Pan-Babylonianism strikes me as an unlikely notion. We are expected to believe that Hebrew scribes, the guardians of the sacred Scriptures that were the core of the Hebrew national identity, would willingly adopt elements of the Babylonian worldview, despite the fact that Babylon was a deadly enemy of the Hebrew nation, had conquered the Hebrews, and had destroyed the most sacred and treasured Jewish building, Solomon’s Temple. Moreover, conservative Christians have long believed that Moses wrote the Book of Genesis around 1,500 BC (before the Enuma Elish was written). If any ancient pagan cosmology could be expected to be reflected in the Genesis narrative, it would be that of ancient Egypt, where Moses was educated, not that of the much later Babylonian civilization.

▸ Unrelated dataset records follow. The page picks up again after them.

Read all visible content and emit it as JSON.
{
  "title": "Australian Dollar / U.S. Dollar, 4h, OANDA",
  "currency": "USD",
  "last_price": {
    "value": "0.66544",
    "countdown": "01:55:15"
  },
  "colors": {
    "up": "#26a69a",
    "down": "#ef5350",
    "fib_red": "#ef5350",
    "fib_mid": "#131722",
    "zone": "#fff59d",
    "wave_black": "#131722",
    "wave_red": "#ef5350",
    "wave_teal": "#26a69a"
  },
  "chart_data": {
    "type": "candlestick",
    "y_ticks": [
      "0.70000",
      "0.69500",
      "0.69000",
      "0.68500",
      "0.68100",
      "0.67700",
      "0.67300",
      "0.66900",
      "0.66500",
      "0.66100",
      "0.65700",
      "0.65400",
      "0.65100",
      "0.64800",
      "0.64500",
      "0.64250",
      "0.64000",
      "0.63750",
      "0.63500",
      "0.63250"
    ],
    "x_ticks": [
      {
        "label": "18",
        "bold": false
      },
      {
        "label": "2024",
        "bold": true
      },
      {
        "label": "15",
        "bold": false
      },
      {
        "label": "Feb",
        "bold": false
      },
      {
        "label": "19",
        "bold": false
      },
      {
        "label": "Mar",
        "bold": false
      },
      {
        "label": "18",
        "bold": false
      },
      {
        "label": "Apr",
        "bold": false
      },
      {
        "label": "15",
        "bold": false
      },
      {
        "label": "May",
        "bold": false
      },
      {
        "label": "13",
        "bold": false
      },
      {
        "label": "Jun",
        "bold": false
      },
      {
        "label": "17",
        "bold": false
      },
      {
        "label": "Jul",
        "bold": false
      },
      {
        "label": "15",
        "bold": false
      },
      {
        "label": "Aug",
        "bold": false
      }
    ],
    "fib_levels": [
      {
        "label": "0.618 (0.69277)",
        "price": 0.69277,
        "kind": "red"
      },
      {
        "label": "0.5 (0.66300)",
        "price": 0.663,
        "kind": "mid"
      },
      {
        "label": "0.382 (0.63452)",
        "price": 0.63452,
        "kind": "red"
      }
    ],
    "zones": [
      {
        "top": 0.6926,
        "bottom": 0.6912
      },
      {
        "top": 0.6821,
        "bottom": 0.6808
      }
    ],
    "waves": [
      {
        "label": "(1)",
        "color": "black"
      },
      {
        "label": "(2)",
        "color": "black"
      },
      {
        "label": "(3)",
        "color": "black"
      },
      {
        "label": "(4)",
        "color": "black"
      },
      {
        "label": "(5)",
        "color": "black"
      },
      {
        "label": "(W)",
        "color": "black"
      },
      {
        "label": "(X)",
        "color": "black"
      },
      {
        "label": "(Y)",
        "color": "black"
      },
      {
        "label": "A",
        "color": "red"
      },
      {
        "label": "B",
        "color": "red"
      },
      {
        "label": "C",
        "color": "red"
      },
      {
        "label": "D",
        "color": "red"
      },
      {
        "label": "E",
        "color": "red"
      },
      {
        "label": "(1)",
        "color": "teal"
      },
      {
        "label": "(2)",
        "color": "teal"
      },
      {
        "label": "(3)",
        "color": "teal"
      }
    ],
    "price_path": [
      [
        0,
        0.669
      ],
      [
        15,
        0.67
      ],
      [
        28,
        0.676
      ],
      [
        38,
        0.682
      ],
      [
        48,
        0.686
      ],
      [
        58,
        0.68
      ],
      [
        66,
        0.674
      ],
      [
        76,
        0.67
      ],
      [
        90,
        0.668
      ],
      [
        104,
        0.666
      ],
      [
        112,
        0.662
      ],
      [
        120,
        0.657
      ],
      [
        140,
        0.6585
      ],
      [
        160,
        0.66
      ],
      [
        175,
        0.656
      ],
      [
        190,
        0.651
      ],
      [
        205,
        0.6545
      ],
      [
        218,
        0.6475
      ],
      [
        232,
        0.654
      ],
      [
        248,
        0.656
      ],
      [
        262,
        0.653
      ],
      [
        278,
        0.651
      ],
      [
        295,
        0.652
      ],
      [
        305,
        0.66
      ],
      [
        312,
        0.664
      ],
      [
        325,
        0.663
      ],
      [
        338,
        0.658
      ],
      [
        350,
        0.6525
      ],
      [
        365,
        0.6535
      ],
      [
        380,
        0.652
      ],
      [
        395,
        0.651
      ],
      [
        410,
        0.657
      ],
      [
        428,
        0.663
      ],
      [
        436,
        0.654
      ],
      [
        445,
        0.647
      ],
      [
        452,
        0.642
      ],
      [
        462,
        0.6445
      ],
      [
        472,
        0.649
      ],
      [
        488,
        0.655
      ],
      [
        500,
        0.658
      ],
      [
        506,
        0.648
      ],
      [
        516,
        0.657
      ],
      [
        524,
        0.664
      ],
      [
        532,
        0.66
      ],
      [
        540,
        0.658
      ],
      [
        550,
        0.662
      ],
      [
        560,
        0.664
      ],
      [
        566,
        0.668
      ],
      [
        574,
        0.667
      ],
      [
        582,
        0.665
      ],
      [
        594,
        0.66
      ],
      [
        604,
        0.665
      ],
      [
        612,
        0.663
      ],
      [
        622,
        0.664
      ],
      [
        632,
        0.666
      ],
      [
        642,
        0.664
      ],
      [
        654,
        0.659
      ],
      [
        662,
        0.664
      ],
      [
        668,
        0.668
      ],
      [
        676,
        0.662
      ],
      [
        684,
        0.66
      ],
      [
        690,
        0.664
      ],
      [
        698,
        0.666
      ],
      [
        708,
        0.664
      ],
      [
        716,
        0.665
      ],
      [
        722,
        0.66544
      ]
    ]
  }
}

But even if one accepts the critical, decidedly skeptical theory of pan-Babylonianism, there is little support for the idea that raqia signifies a solid vault or dome. In 1975, when Assyriologist W. G. Lambert re-examined this issue, he found there was no evidence for the idea that the Babylonians conceived of the sky as a solid vault. The only “evidence” was Jensen's apparently unjustified translation of the term in Enuma Elish as “heavenly vault.” Lambert thought there was some support for the notion that the ancient Babylonians viewed the cosmos as a series of flat, superimposed layers of the same size separated by space, held together by rope. But there was no dome or vault in Babylonian cosmology.
The larger and more basic problem with the raqia-as-solid-dome theory is that is assumes that the Bible can reflect only the human wisdom and understanding of its human writers. Whatever the cosmology of the ancient Near East, that cosmology must be reflected in the Scriptures. But this idea ignores the Bible's own claim that all Scripture is inspired by God (theopneustos, literally “God-breathed”) (2 Timothy 3:16). If “holy men of old spake as they were moved by the Holy Spirit” (2 Peter 1:21), then Scripture will reflect more than human wisdom. We err if we assume that it reflects only ancient Near Eastern cosmology.
The attitude we bring to Scripture will ultimately determine where we come out on this issue. If we believe that Genesis reflects only human ideas, then we can build an argument that raqia indicates a solid vault or dome. But if we believe that Scripture was inspired by God, and thus reflects more than human wisdom, then the raqia of Genesis is merely the “expanse of the sky.”